Ce repêchage se déroule sous haute tension, car la LNH devient de plus en plus méfiante par rapport à la ligue rivale, l’Association mondiale de hockey (AMH), mise au monde deux ans plus tôt. Les deux circuits ne veulent surtout pas laisser échapper le moindre espoir à sortir des rangs juniors. Pour cette raison, et peut-être un peu aussi par paranoïa, le président de la LNH, Clarence Campbell, décrète que le repêchage ne se fera pas en personne, mais bien au téléphone. De cette manière, les listes de repêchage vont demeurer secrètes, et la LNH pourra récolter les meilleurs jeunes talents disponibles sans faire trop de bruit.
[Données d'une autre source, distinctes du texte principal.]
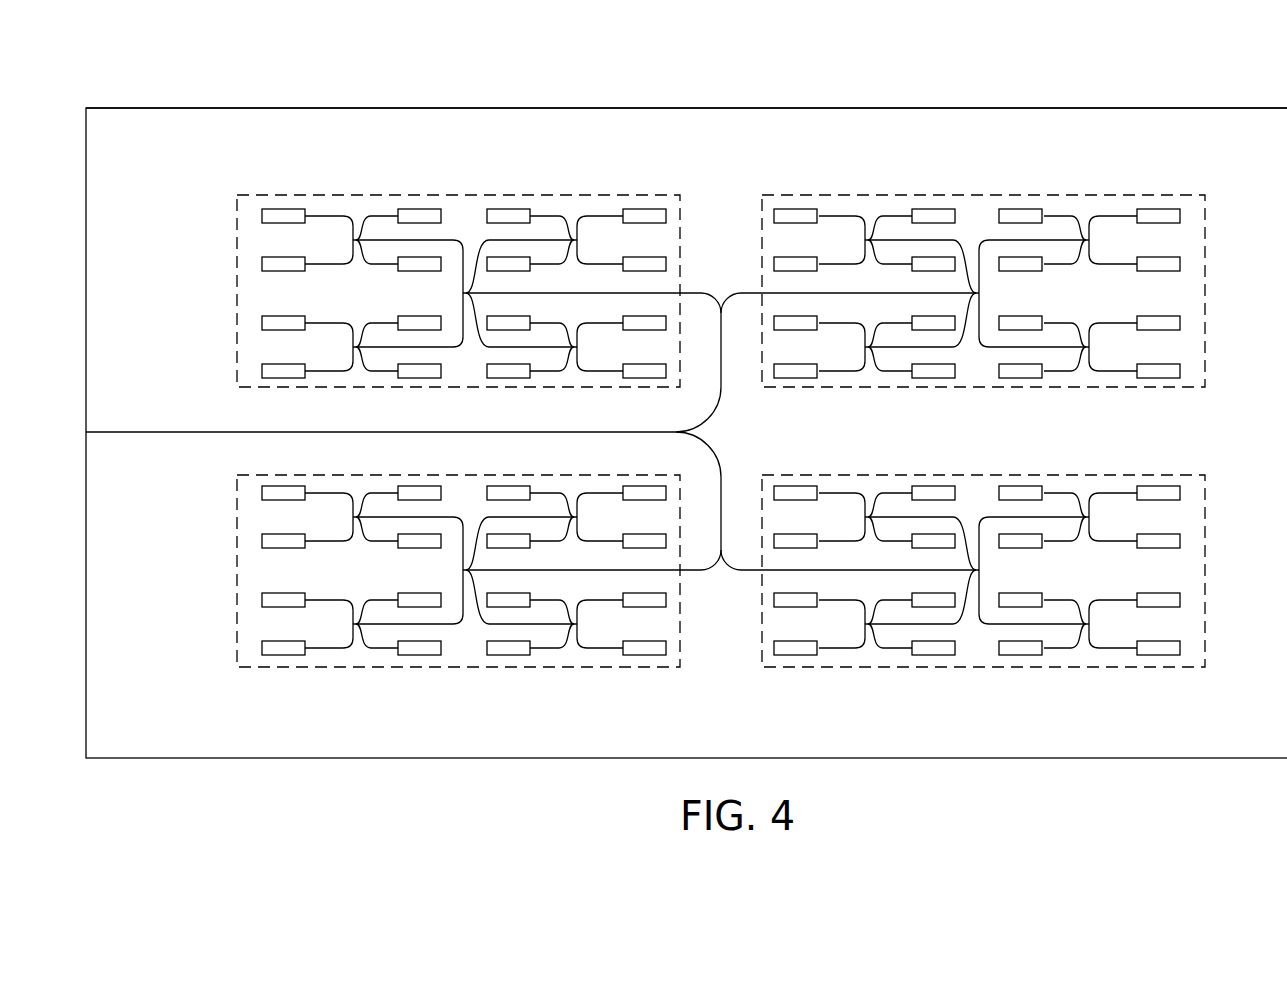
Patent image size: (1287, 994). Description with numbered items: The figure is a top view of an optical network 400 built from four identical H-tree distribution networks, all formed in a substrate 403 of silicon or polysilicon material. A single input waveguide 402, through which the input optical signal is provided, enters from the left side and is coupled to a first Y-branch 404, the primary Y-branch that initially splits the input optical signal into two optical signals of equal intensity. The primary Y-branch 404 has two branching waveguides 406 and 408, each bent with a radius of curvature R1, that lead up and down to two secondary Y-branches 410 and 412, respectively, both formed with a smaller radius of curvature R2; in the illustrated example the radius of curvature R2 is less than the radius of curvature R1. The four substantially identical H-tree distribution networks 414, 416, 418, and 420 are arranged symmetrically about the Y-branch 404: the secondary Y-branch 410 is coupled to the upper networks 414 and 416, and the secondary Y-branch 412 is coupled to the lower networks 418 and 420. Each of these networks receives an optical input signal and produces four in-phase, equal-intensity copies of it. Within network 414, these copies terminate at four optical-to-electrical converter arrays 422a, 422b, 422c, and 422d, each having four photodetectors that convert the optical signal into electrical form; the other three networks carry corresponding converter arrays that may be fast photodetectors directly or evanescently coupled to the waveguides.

The optical network 400 is at (890, 53).
The input waveguide 402 is at (188, 435).
The substrate 403 is at (782, 108).
The first Y-branch 404 is at (703, 433).
The branching waveguide 406 is at (723, 362).
The branching waveguide 408 is at (723, 500).
The secondary Y-branch 410 is at (722, 291).
The secondary Y-branch 412 is at (722, 572).
The H-tree distribution network 414 is at (458, 293).
The H-tree distribution network 416 is at (970, 196).
The H-tree distribution network 418 is at (510, 670).
The H-tree distribution network 420 is at (955, 670).
The optical-to-electrical converter array 422a is at (278, 204).
The optical-to-electrical converter array 422b is at (402, 382).
The optical-to-electrical converter array 422c is at (504, 382).
The optical-to-electrical converter array 422d is at (647, 204).
The radius of curvature R1 is at (702, 412).
The radius of curvature R2 is at (709, 309).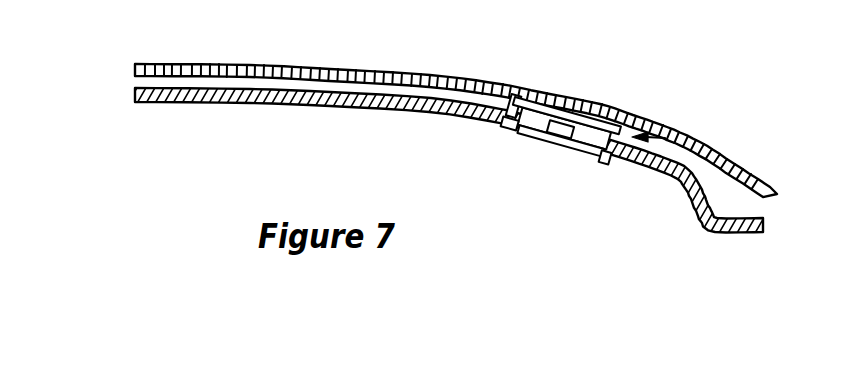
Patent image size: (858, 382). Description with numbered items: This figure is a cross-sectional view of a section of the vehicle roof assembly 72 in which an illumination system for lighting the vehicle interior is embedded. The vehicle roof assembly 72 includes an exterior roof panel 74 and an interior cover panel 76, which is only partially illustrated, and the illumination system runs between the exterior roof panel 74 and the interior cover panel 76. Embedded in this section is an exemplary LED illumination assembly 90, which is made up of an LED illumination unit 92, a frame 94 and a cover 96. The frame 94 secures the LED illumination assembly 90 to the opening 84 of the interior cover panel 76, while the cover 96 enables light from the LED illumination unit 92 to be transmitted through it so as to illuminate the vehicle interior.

C’est dans ce contexte que Wieland, directeur des relations publiques des Sabres, se retrouve dans le bureau du club au vieil Auditorium de Buffalo, en compagnie d’Imlach, ex-coach légendaire des Maple Leafs de Toronto devenu directeur général à Buffalo. Avec eux, quelques dépisteurs s’entassent autour de la table et du téléphone à cadran.

« Notre repêchage allait bien, se souvient Wieland au bout du combiné. On avait mis la main sur d’excellents joueurs en partant, dont Danny Gare. Mais c’était long. Mon Dieu que c’était long ! »

Personne ne savait qui avait repêché qui, alors à chaque rang, Campbell appelait la prochaine équipe, et il nommait tous les joueurs choisis précédemment ; quand il est arrivé à nous au neuvième tour, je pense qu’il a nommé 150 gars avant qu’on puisse parler ! C’était comme regarder de la peinture sécher.

Paul Wieland, ex-directeur des relations publiques des Sabres de Buffalo

C’est là qu’Imlach, humoriste à ses heures, décide de tenter quelque chose pour briser l’ennui. Wieland, grand fan de la tradition du poisson d’avril le 1er avril, était prêt.

« J’ai dit : pourquoi ne pas repêcher un joueur japonais ? Et la seule chose qu’un des assistants dans la pièce a pu me dire, c’est oui, OK, mais il va falloir lui trouver un nom ! »

Le nom de famille est arrivé assez vite ; étudiant, Wieland se souvenait d’un magasin nommé Tsujimoto’s en chemin quand il allait au collège. Le prénom a été trouvé à la suite d’un coup de fil dans un institut linguistique de la région, où une traductrice a fait valoir que Taro était alors un prénom très populaire au Japon.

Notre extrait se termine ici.